それで1993年の旗揚げから10年目なんですが、その当時に考えていた10年後とはどういったものだったのでしょうか?
そうですね。僕はもともと別の会社を旗揚げの2年前ぐらいに起ち上げていたんですが、鈴木みのるに無理やり脅されて社長になったわけですよ(笑)。僕は5年で社長を誰かにバトンタッチして、あとはファンとしてリングサイドで観ていたかったんですよ(笑)。3年目とか5年目とか、いつか落ち着きどころは来るだろうと思っていたんですが、とんでもなかったですね。落ち着きゃしない(笑)。次から次にやらなきゃいけないこと、考えなきゃいけないことが出てきましたね。何でかと言うと、総合格闘技の歴史って言うのは、たかだか10年くらいしかないからなんです。冷静に考えてみると落ち着きどころなんてあるわけが無いですよね。ルールでさえ60ヶ所ぐらい変わってるし、総合格闘技を取り巻く環境って言うのも変わってる。

劇的に変わりましたよね。
例えば、あるスポーツ競技が10年前に生まれたとして、そのスポーツ競技がたどってきた10年と、総合格闘技がたどってきた10年を比べたとしたら、相当な差があると思いますね。教える道場の数、興行やプロモーターの数、それから競技人口、それらが10年前では考えられないくらい飛躍的に増えてますよね。この10年来の異常な増え方は、他のスポーツ競技と比較しても尋常じゃないと思います。

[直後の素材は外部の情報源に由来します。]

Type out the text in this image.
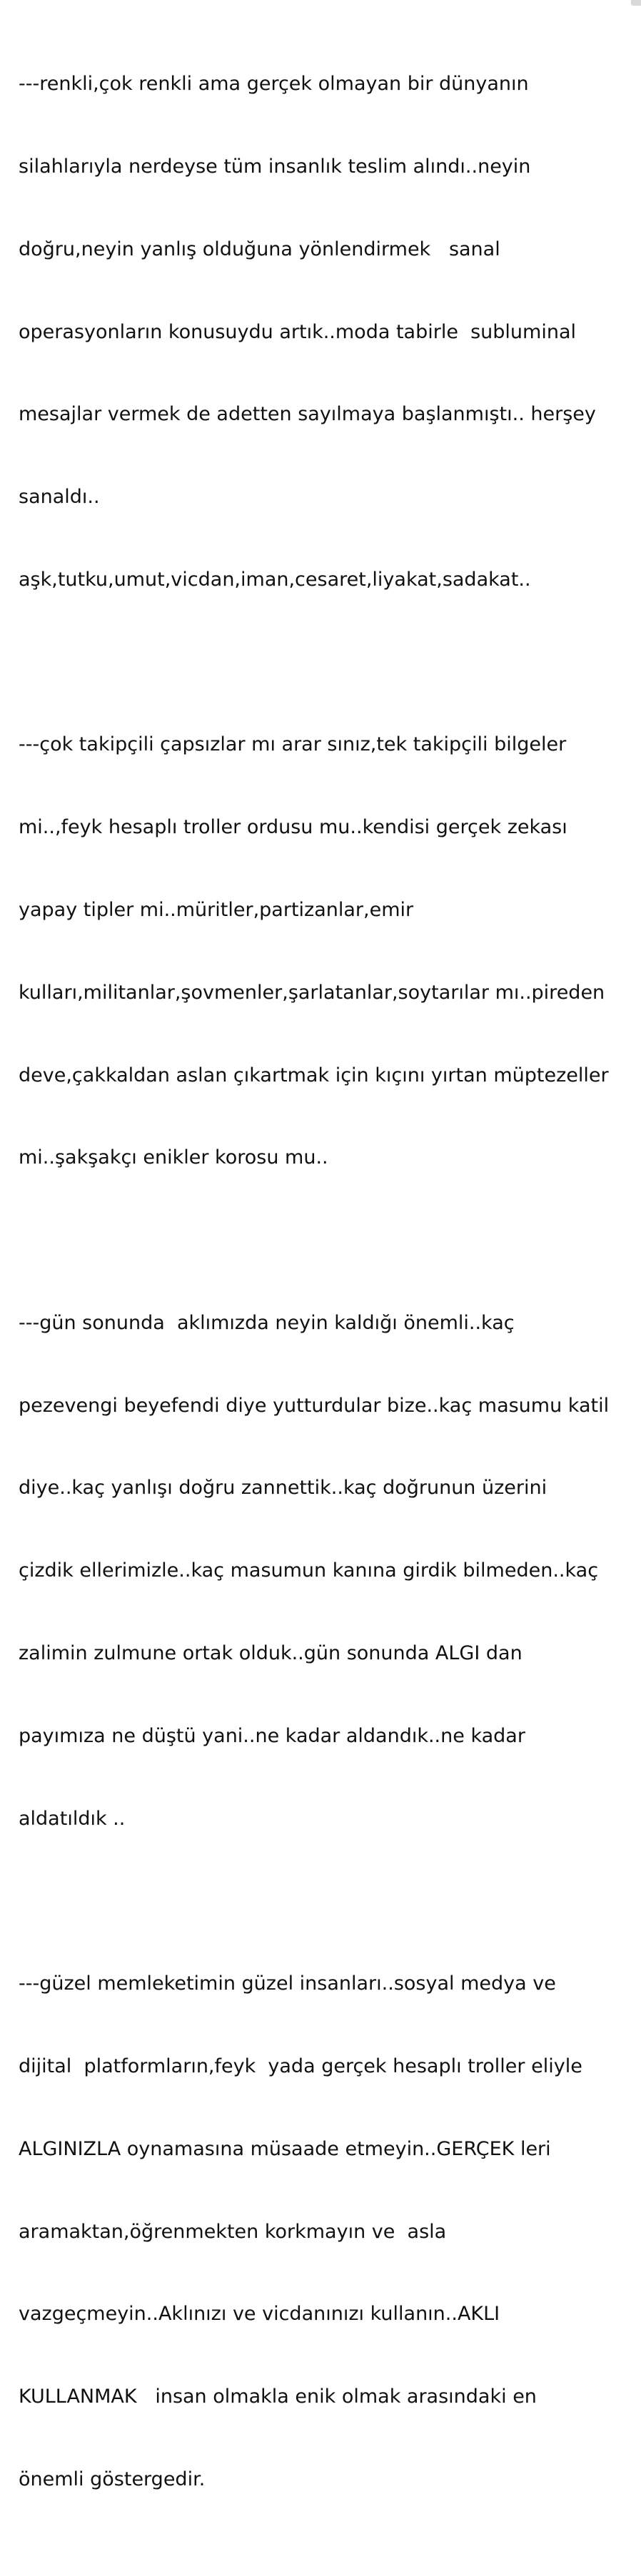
---renkli,çok renkli ama gerçek olmayan bir dünyanın

silahlarıyla nerdeyse tüm insanlık teslim alındı..neyin

doğru,neyin yanlış olduğuna yönlendirmek   sanal

operasyonların konusuydu artık..moda tabirle  subluminal

mesajlar vermek de adetten sayılmaya başlanmıştı.. herşey

sanaldı..

aşk,tutku,umut,vicdan,iman,cesaret,liyakat,sadakat..

---çok takipçili çapsızlar mı arar sınız,tek takipçili bilgeler

mi..,feyk hesaplı troller ordusu mu..kendisi gerçek zekası

yapay tipler mi..müritler,partizanlar,emir

kulları,militanlar,şovmenler,şarlatanlar,soytarılar mı..pireden

deve,çakkaldan aslan çıkartmak için kıçını yırtan müptezeller

mi..şakşakçı enikler korosu mu..

---gün sonunda  aklımızda neyin kaldığı önemli..kaç

pezevengi beyefendi diye yutturdular bize..kaç masumu katil

diye..kaç yanlışı doğru zannettik..kaç doğrunun üzerini

çizdik ellerimizle..kaç masumun kanına girdik bilmeden..kaç

zalimin zulmune ortak olduk..gün sonunda ALGI dan

payımıza ne düştü yani..ne kadar aldandık..ne kadar

aldatıldık ..

---güzel memleketimin güzel insanları..sosyal medya ve

dijital  platformların,feyk  yada gerçek hesaplı troller eliyle

ALGINIZLA oynamasına müsaade etmeyin..GERÇEK leri

aramaktan,öğrenmekten korkmayın ve  asla

vazgeçmeyin..Aklınızı ve vicdanınızı kullanın..AKLI

KULLANMAK   insan olmakla enik olmak arasındaki en

önemli göstergedir.
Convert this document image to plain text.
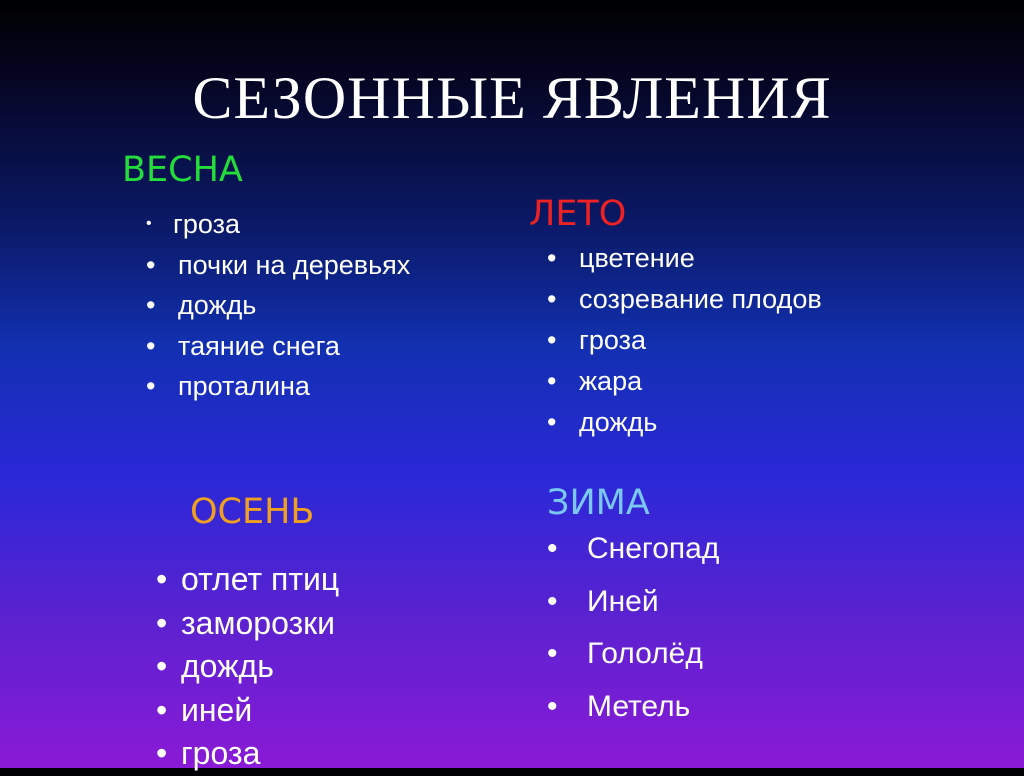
СЕЗОННЫЕ ЯВЛЕНИЯ
ВЕСНА
• гроза
• почки на деревьях
• дождь
• таяние снега
• проталина
ЛЕТО
• цветение
• созревание плодов
• гроза
• жара
• дождь
ОСЕНЬ
• отлет птиц
• заморозки
• дождь
• иней
• гроза
ЗИМА
• Снегопад
• Иней
• Гололёд
• Метель
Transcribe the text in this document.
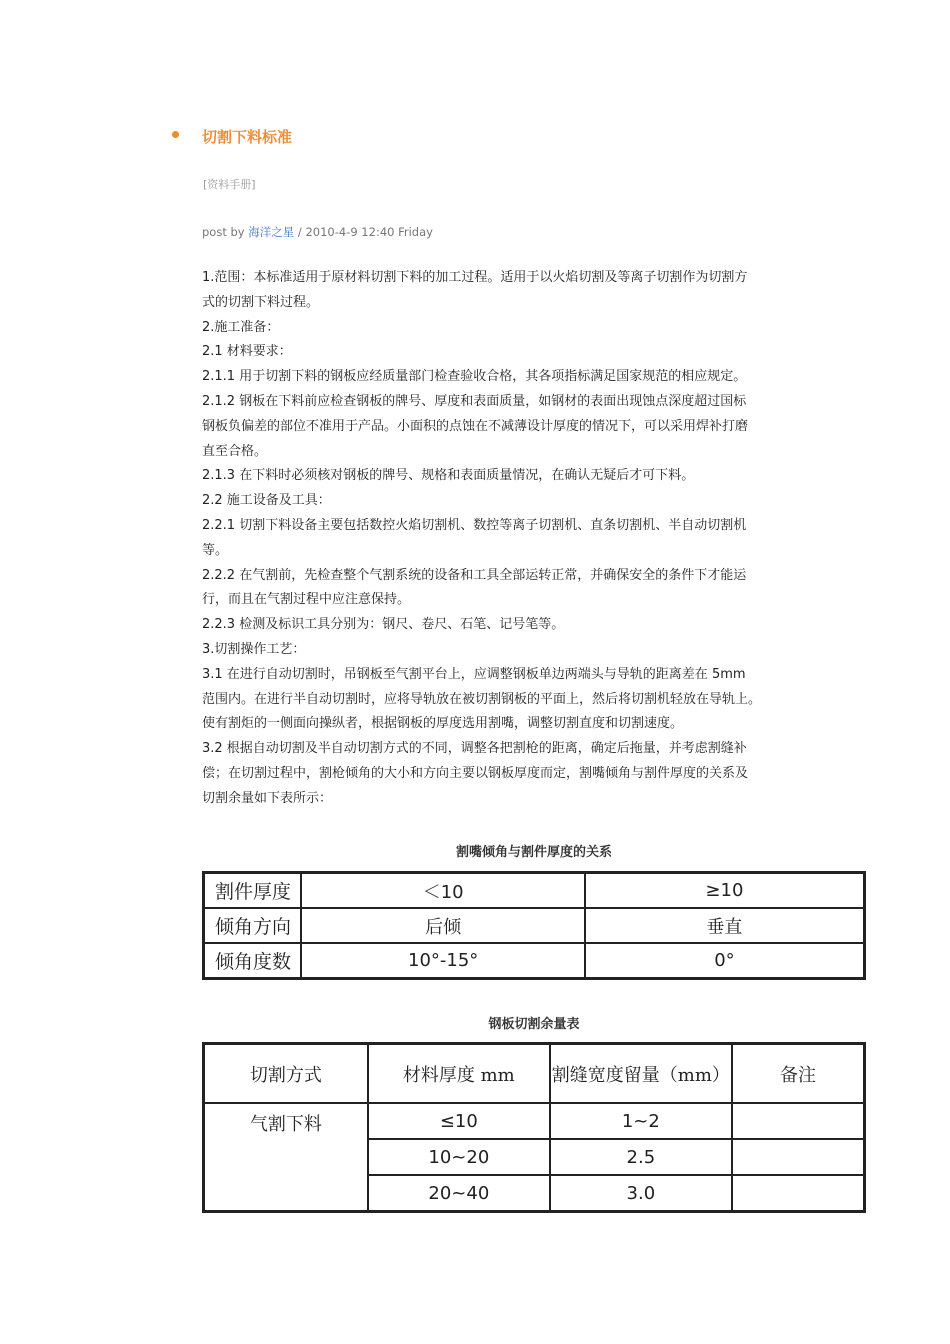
切割下料标准
[资料手册]
post by 海洋之星 / 2010-4-9 12:40 Friday

1.范围：本标准适用于原材料切割下料的加工过程。适用于以火焰切割及等离子切割作为切割方

式的切割下料过程。

2.施工准备：

2.1 材料要求：

2.1.1 用于切割下料的钢板应经质量部门检查验收合格，其各项指标满足国家规范的相应规定。

2.1.2 钢板在下料前应检查钢板的牌号、厚度和表面质量，如钢材的表面出现蚀点深度超过国标

钢板负偏差的部位不准用于产品。小面积的点蚀在不减薄设计厚度的情况下，可以采用焊补打磨

直至合格。

2.1.3 在下料时必须核对钢板的牌号、规格和表面质量情况，在确认无疑后才可下料。

2.2 施工设备及工具：

2.2.1 切割下料设备主要包括数控火焰切割机、数控等离子切割机、直条切割机、半自动切割机

等。

2.2.2 在气割前，先检查整个气割系统的设备和工具全部运转正常，并确保安全的条件下才能运

行，而且在气割过程中应注意保持。

2.2.3 检测及标识工具分别为：钢尺、卷尺、石笔、记号笔等。

3.切割操作工艺：

3.1 在进行自动切割时，吊钢板至气割平台上，应调整钢板单边两端头与导轨的距离差在 5mm

范围内。在进行半自动切割时，应将导轨放在被切割钢板的平面上，然后将切割机轻放在导轨上。

使有割炬的一侧面向操纵者，根据钢板的厚度选用割嘴，调整切割直度和切割速度。

3.2 根据自动切割及半自动切割方式的不同，调整各把割枪的距离，确定后拖量，并考虑割缝补

偿；在切割过程中，割枪倾角的大小和方向主要以钢板厚度而定，割嘴倾角与割件厚度的关系及

切割余量如下表所示：

割嘴倾角与割件厚度的关系
割件厚度	＜10	≥10
倾角方向	后倾	垂直
倾角度数	10°-15°	0°
钢板切割余量表
切割方式	材料厚度 mm	割缝宽度留量（mm）	备注
气割下料	≤10	1~2	
	10~20	2.5	
	20~40	3.0	
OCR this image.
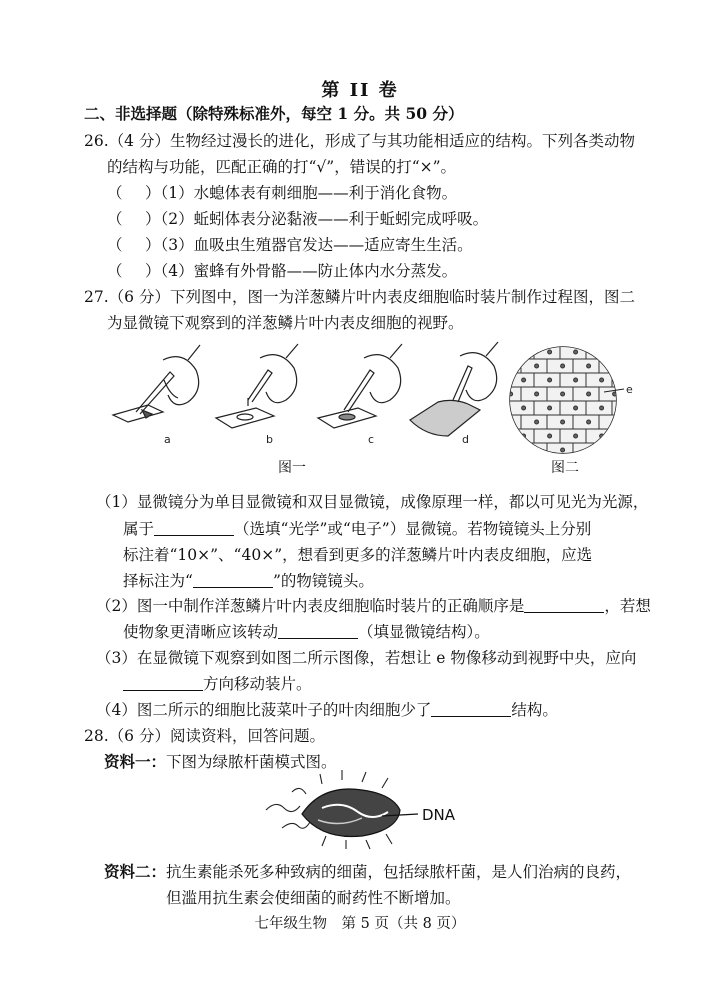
第 II 卷
二、非选择题（除特殊标准外，每空 1 分。共 50 分）
26.（4 分）生物经过漫长的进化，形成了与其功能相适应的结构。下列各类动物
的结构与功能，匹配正确的打“√”，错误的打“×”。
（ ）（1）水螅体表有刺细胞——利于消化食物。
（ ）（2）蚯蚓体表分泌黏液——利于蚯蚓完成呼吸。
（ ）（3）血吸虫生殖器官发达——适应寄生生活。
（ ）（4）蜜蜂有外骨骼——防止体内水分蒸发。
27.（6 分）下列图中，图一为洋葱鳞片叶内表皮细胞临时装片制作过程图，图二
为显微镜下观察到的洋葱鳞片叶内表皮细胞的视野。
a	b	c	d
图一
e
图二
（1）显微镜分为单目显微镜和双目显微镜，成像原理一样，都以可见光为光源，
属于	（选填“光学”或“电子”）显微镜。若物镜镜头上分别
标注着“10×”、“40×”，想看到更多的洋葱鳞片叶内表皮细胞，应选
择标注为“	”的物镜镜头。
（2）图一中制作洋葱鳞片叶内表皮细胞临时装片的正确顺序是	，若想
使物象更清晰应该转动	（填显微镜结构）。
（3）在显微镜下观察到如图二所示图像，若想让 e 物像移动到视野中央，应向
方向移动装片。
（4）图二所示的细胞比菠菜叶子的叶肉细胞少了	结构。
28.（6 分）阅读资料，回答问题。
资料一：下图为绿脓杆菌模式图。
DNA
资料二：抗生素能杀死多种致病的细菌，包括绿脓杆菌，是人们治病的良药，
但滥用抗生素会使细菌的耐药性不断增加。
七年级生物　第 5 页（共 8 页）
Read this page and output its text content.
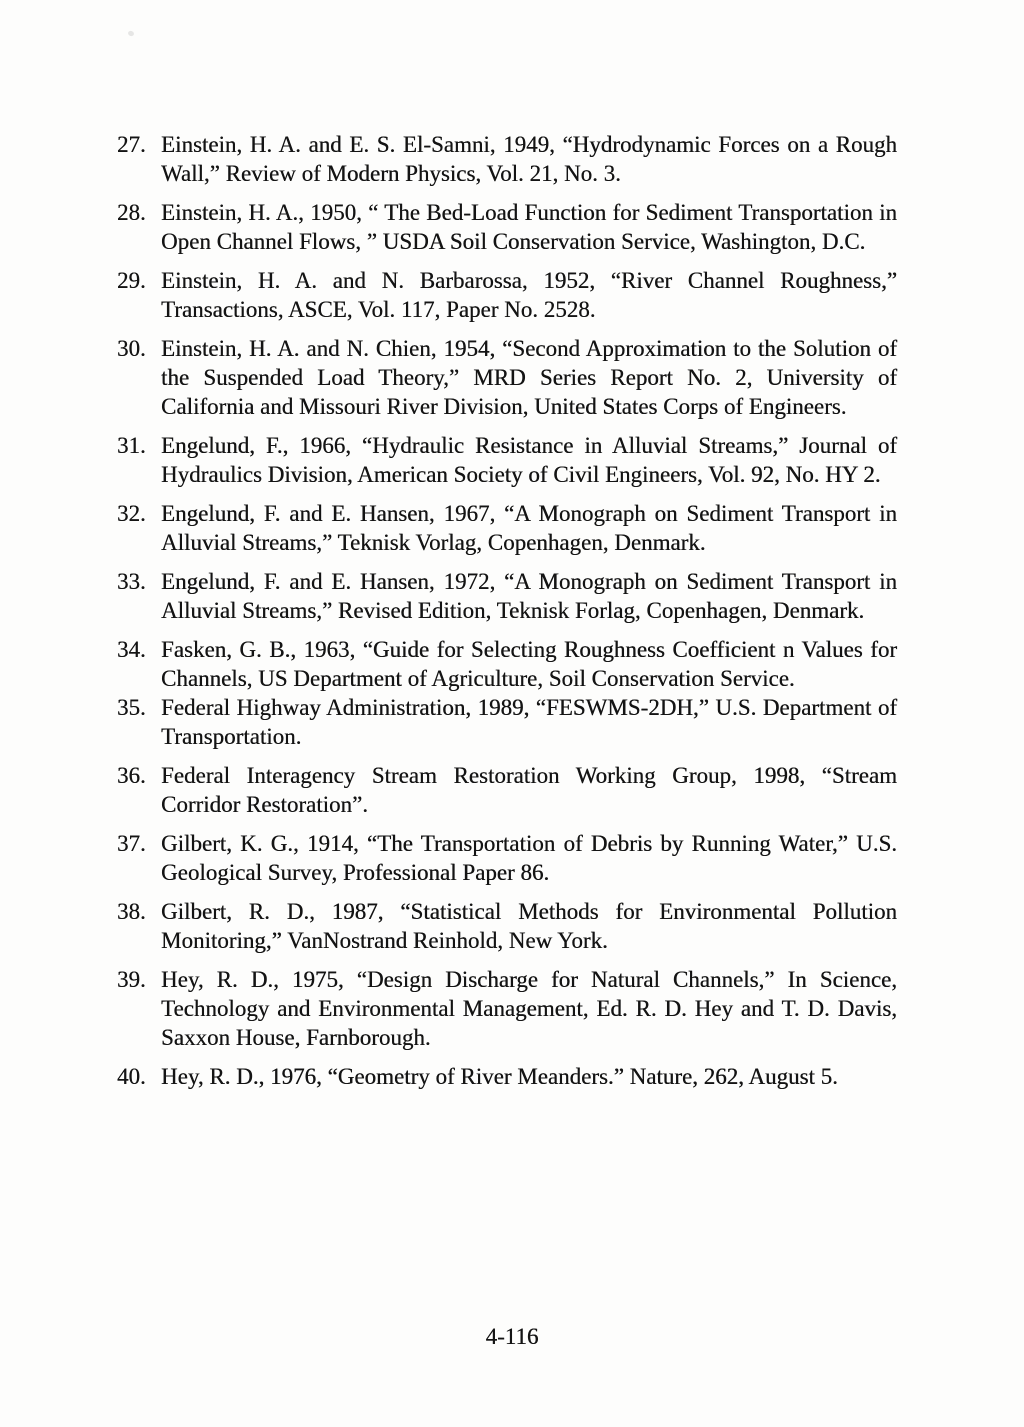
27. Einstein, H. A. and E. S. El-Samni, 1949, “Hydrodynamic Forces on a Rough Wall,” Review of Modern Physics, Vol. 21, No. 3.
28. Einstein, H. A., 1950, “ The Bed-Load Function for Sediment Transportation in Open Channel Flows, ” USDA Soil Conservation Service, Washington, D.C.
29. Einstein, H. A. and N. Barbarossa, 1952, “River Channel Roughness,” Transactions, ASCE, Vol. 117, Paper No. 2528.
30. Einstein, H. A. and N. Chien, 1954, “Second Approximation to the Solution of the Suspended Load Theory,” MRD Series Report No. 2, University of California and Missouri River Division, United States Corps of Engineers.
31. Engelund, F., 1966, “Hydraulic Resistance in Alluvial Streams,” Journal of Hydraulics Division, American Society of Civil Engineers, Vol. 92, No. HY 2.
32. Engelund, F. and E. Hansen, 1967, “A Monograph on Sediment Transport in Alluvial Streams,” Teknisk Vorlag, Copenhagen, Denmark.
33. Engelund, F. and E. Hansen, 1972, “A Monograph on Sediment Transport in Alluvial Streams,” Revised Edition, Teknisk Forlag, Copenhagen, Denmark.
34. Fasken, G. B., 1963, “Guide for Selecting Roughness Coefficient n Values for Channels, US Department of Agriculture, Soil Conservation Service.
35. Federal Highway Administration, 1989, “FESWMS-2DH,” U.S. Department of Transportation.
36. Federal Interagency Stream Restoration Working Group, 1998, “Stream Corridor Restoration”.
37. Gilbert, K. G., 1914, “The Transportation of Debris by Running Water,” U.S. Geological Survey, Professional Paper 86.
38. Gilbert, R. D., 1987, “Statistical Methods for Environmental Pollution Monitoring,” VanNostrand Reinhold, New York.
39. Hey, R. D., 1975, “Design Discharge for Natural Channels,” In Science, Technology and Environmental Management, Ed. R. D. Hey and T. D. Davis, Saxxon House, Farnborough.
40. Hey, R. D., 1976, “Geometry of River Meanders.” Nature, 262, August 5.
4-116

「格闘技」であるというのも普及に一役買っていると思うんですよね。強い弱いがハッキリしているというわかりやすさと、ルールの中での暴力というか、ある種人間の本能を満たしてくれる要素を持ってますからね。
確かにそれはありますね。あとそれから、これはいろいろなところで言われるんですが、やっぱり求められていたスポーツだったんだと思うんですよ。古代ローマではパンクラチオンという総合格闘技があったわけです。それがあまりにも危険だということでボクシングとレスリングに分かれましたと。それから打撃系格闘技と組み技系格闘技が交わることがほとんど無くなったわけですよ。で、1990年代にあらためて交わったわけです。例えば僕らの世代で柔道も空手もどちらもやった人がいるとします。でも、その両方の技を使う機会というのはほとんど無いわけですよ。あるとしたら喧嘩ぐらいですけど、それは反社会的なことであり、そもそも一般的な社会常識からは外れたことなわけで、やっちゃいけないことなんです(笑)。でも、その両方の技術をルールの中で思い切り使うことが出来たらなぁと思ってた人は世界中に沢山いたんです。そんな中、空手家の東孝先生という方が大道塾という競技を作られた時に、空手の中に“投げ”を取り入れたわけです。

東孝先生はもともと柔道出身だったそうですが、あれは衝撃的でしたね。
もちろん東先生だけでなくて、その他の第一線の格闘家達がミックスしていこうと色々考えていたはずなんです。ただ、周りの状況を含めて実現が難しかったと思うんですね。そして1993年にアルティメット大会が開催されて火がついたと。この間インドネシアに行ったんですが、格闘技といえば柔道であったり、空手に関しては一流派だけでジャカルタ近辺に200ぐらい道場があるぐらい格闘技が盛んなんですが、そういうインドネシアの柔道家、空手家の人達はみんなアルティメット大会を見て「俺もやりたい!」と思っていたみたいなんですね。だからインドネシアとの提携の話はとにかく早かったんですよ。ウチが提携をするっていう話が決まって、提携の調印式に記者会見。その前に菊田(早苗選手)と石川(英司選手)がセミナーをやってくれましたけど、僕たちが日本に帰る前にそのセミナーをやった道場をノバント会長(「F.O.B.I.=インドネシア格闘技連盟」の会長)が契約しちゃったんですよ。ここはパンクラスの道場にしようって(笑)。あと嬉しかったのは、その「F.O.B.I.」がインドネシアのオリンピック協議会の下部組織になるわけです。国家が認めた初めての格闘技連盟になるわけなんですね。で、今はもう生徒さんも結構いるみたいですから、とにかく早い。この10年いろいろな事を経験しましたけど、その中でもとりわけ早かったですね。世界における総合格闘技の裾野の広がりって言うのを凄く感じました。